There was a time when its main plot point would only have been shared woman-to-woman. That was before daytime TV programs and nighttime dramas brought in light to dissipate shame.
Even today, writer-director Eva Victor’s picture, in which she also stars, is anything but easy viewing. Yet, while the tale it tells is sometimes painful, it’s intimate and droll as well.
This is one woman’s frank account of a sexual assault and of her recovery. It involves harsh satirical portrayals of authority figures, including the police, who fail to help her seek justice. Instead, she has to figure out her own path forward, one awkward step at a time.
Victor plays Agnes, a promising graduate student at a small, rural New England university. The story is laid out in five chapters, each representing a year. But these are not dealt with chronologically. Some shuttling back and forth is needed in order to explain fully her relationships to other characters.
Agnes has a best friend and onetime housemate, Lydie (Naomi Ackie), with whom she shares all her deepest thoughts, while her love of literature and aspirations to become a writer are encouraged by her faculty thesis adviser, Professor Decker (Louis Cancelmi). Decker, it turns out, however, is less a nurturing mentor than a predator.

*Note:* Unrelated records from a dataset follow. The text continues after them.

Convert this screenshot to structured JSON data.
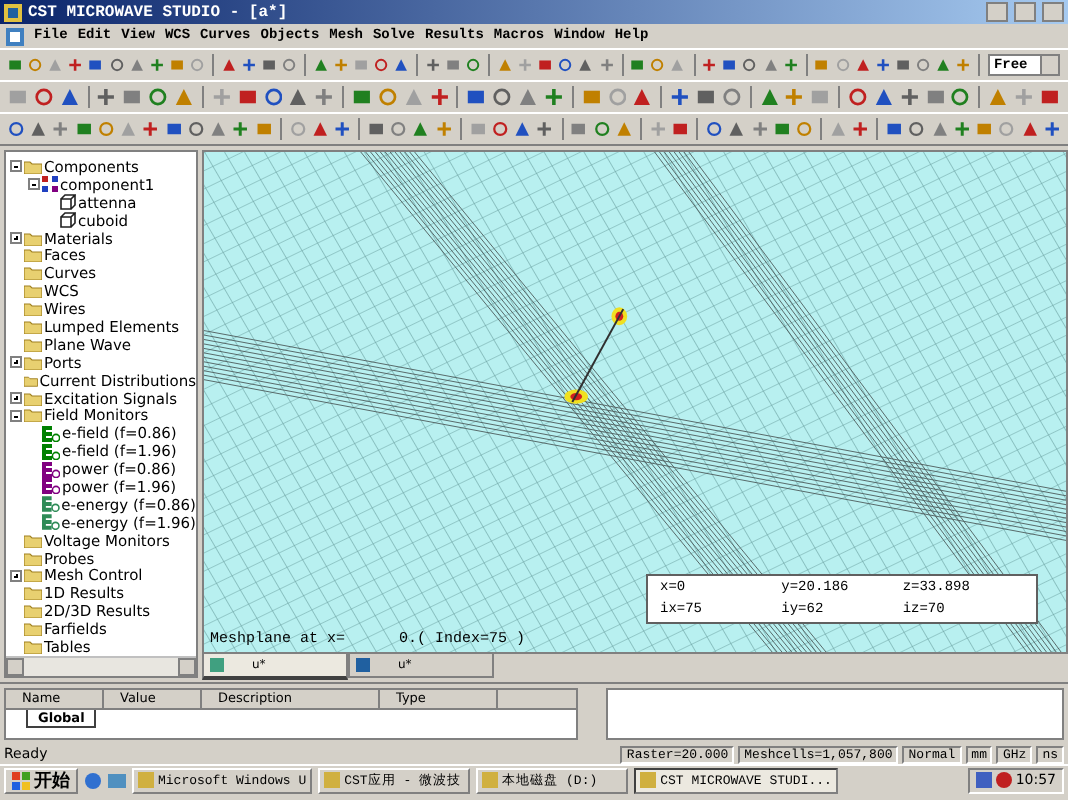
{
  "window": {
    "title": "CST MICROWAVE STUDIO - [a*]"
  },
  "menu": [
    "File",
    "Edit",
    "View",
    "WCS",
    "Curves",
    "Objects",
    "Mesh",
    "Solve",
    "Results",
    "Macros",
    "Window",
    "Help"
  ],
  "toolbar": {
    "mode_dropdown": "Free"
  },
  "tree": [
    {
      "label": "Components",
      "kind": "folder",
      "expanded": true,
      "children": [
        {
          "label": "component1",
          "kind": "component",
          "expanded": true,
          "children": [
            {
              "label": "attenna",
              "kind": "solid"
            },
            {
              "label": "cuboid",
              "kind": "solid"
            }
          ]
        }
      ]
    },
    {
      "label": "Materials",
      "kind": "folder",
      "expanded": false
    },
    {
      "label": "Faces",
      "kind": "folder"
    },
    {
      "label": "Curves",
      "kind": "folder"
    },
    {
      "label": "WCS",
      "kind": "folder"
    },
    {
      "label": "Wires",
      "kind": "folder"
    },
    {
      "label": "Lumped Elements",
      "kind": "folder"
    },
    {
      "label": "Plane Wave",
      "kind": "folder"
    },
    {
      "label": "Ports",
      "kind": "folder",
      "expanded": false
    },
    {
      "label": "Current Distributions",
      "kind": "folder"
    },
    {
      "label": "Excitation Signals",
      "kind": "folder",
      "expanded": false
    },
    {
      "label": "Field Monitors",
      "kind": "folder",
      "expanded": true,
      "children": [
        {
          "label": "e-field (f=0.86)",
          "kind": "monitor",
          "color": "#008000"
        },
        {
          "label": "e-field (f=1.96)",
          "kind": "monitor",
          "color": "#008000"
        },
        {
          "label": "power (f=0.86)",
          "kind": "monitor",
          "color": "#800080"
        },
        {
          "label": "power (f=1.96)",
          "kind": "monitor",
          "color": "#800080"
        },
        {
          "label": "e-energy (f=0.86)",
          "kind": "monitor",
          "color": "#2e8b57"
        },
        {
          "label": "e-energy (f=1.96)",
          "kind": "monitor",
          "color": "#2e8b57"
        }
      ]
    },
    {
      "label": "Voltage Monitors",
      "kind": "folder"
    },
    {
      "label": "Probes",
      "kind": "folder"
    },
    {
      "label": "Mesh Control",
      "kind": "folder",
      "expanded": false
    },
    {
      "label": "1D Results",
      "kind": "folder"
    },
    {
      "label": "2D/3D Results",
      "kind": "folder"
    },
    {
      "label": "Farfields",
      "kind": "folder"
    },
    {
      "label": "Tables",
      "kind": "folder"
    }
  ],
  "view": {
    "coordinates": [
      {
        "label": "x=0"
      },
      {
        "label": "y=20.186"
      },
      {
        "label": "z=33.898"
      },
      {
        "label": "ix=75"
      },
      {
        "label": "iy=62"
      },
      {
        "label": "iz=70"
      }
    ],
    "meshplane": "Meshplane at x=      0.( Index=75 )",
    "tabs": [
      {
        "label": "u*",
        "selected": true
      },
      {
        "label": "u*",
        "selected": false
      }
    ]
  },
  "parameters": {
    "columns": [
      "Name",
      "Value",
      "Description",
      "Type"
    ],
    "tabs": [
      {
        "label": "Global",
        "selected": true
      }
    ]
  },
  "status_bar": {
    "message": "Ready",
    "fields": [
      "Raster=20.000",
      "Meshcells=1,057,800",
      "Normal",
      "mm",
      "GHz",
      "ns"
    ]
  },
  "taskbar": {
    "start": "开始",
    "tasks": [
      {
        "label": "Microsoft Windows U",
        "selected": false
      },
      {
        "label": "CST应用 - 微波技",
        "selected": false
      },
      {
        "label": "本地磁盘 (D:)",
        "selected": false
      },
      {
        "label": "CST MICROWAVE STUDI...",
        "selected": true
      }
    ],
    "clock": "10:57"
  }
}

The attack itself is not seen. Victor shows long shots of Decker’s house, where the incident takes place, over a series of hours, ending with Agnes stumbling out in shock.
She tells Lydie about it in detail while in a tub, going over every confusing moment. Agnes already knows, before the police tell her, that it’s too late for a rape kit. But she’s further crushed to find that the university will do nothing to hold Decker to account, since he resigned the day after committing his crime.
Agnes is not pregnant, and there is no mention of abortion as a possible outcome.
“I can feel in my body that it was really bad,” Agnes says. “But there’s a reason, even if I can’t see it.”
The rest of the movie shows how Agnes, instead of giving way to anger and embitterment, builds her coping skills in the midst of routine activities. These include jury duty, a potential trigger for reviving the trauma.
In another brief scene, Decker is revealed to have preyed on one of Agnes’ classmates as well.
Most impressively, Agnes joins the faculty, moves into Decker’s former office and becomes an instinctively sensitive teacher of difficult fictional texts. Collapsing in anguish is not something she ever considers an option. She moves on courageously, although this is not done by forgetting, but rather by attempting to accumulate wisdom.
The film contains three scenes of implied sexual activity, mature material, including a sexual assault theme, an incidental homosexual relationship and an out-of-wedlock pregnancy, occasional banter and intermittent rough language. The OSV News classification is L – limited adult audience, films whose problematic content many adults would find troubling. The Motion Picture Association rating is R – restricted. Under 17 requires accompanying parent or adult guardian.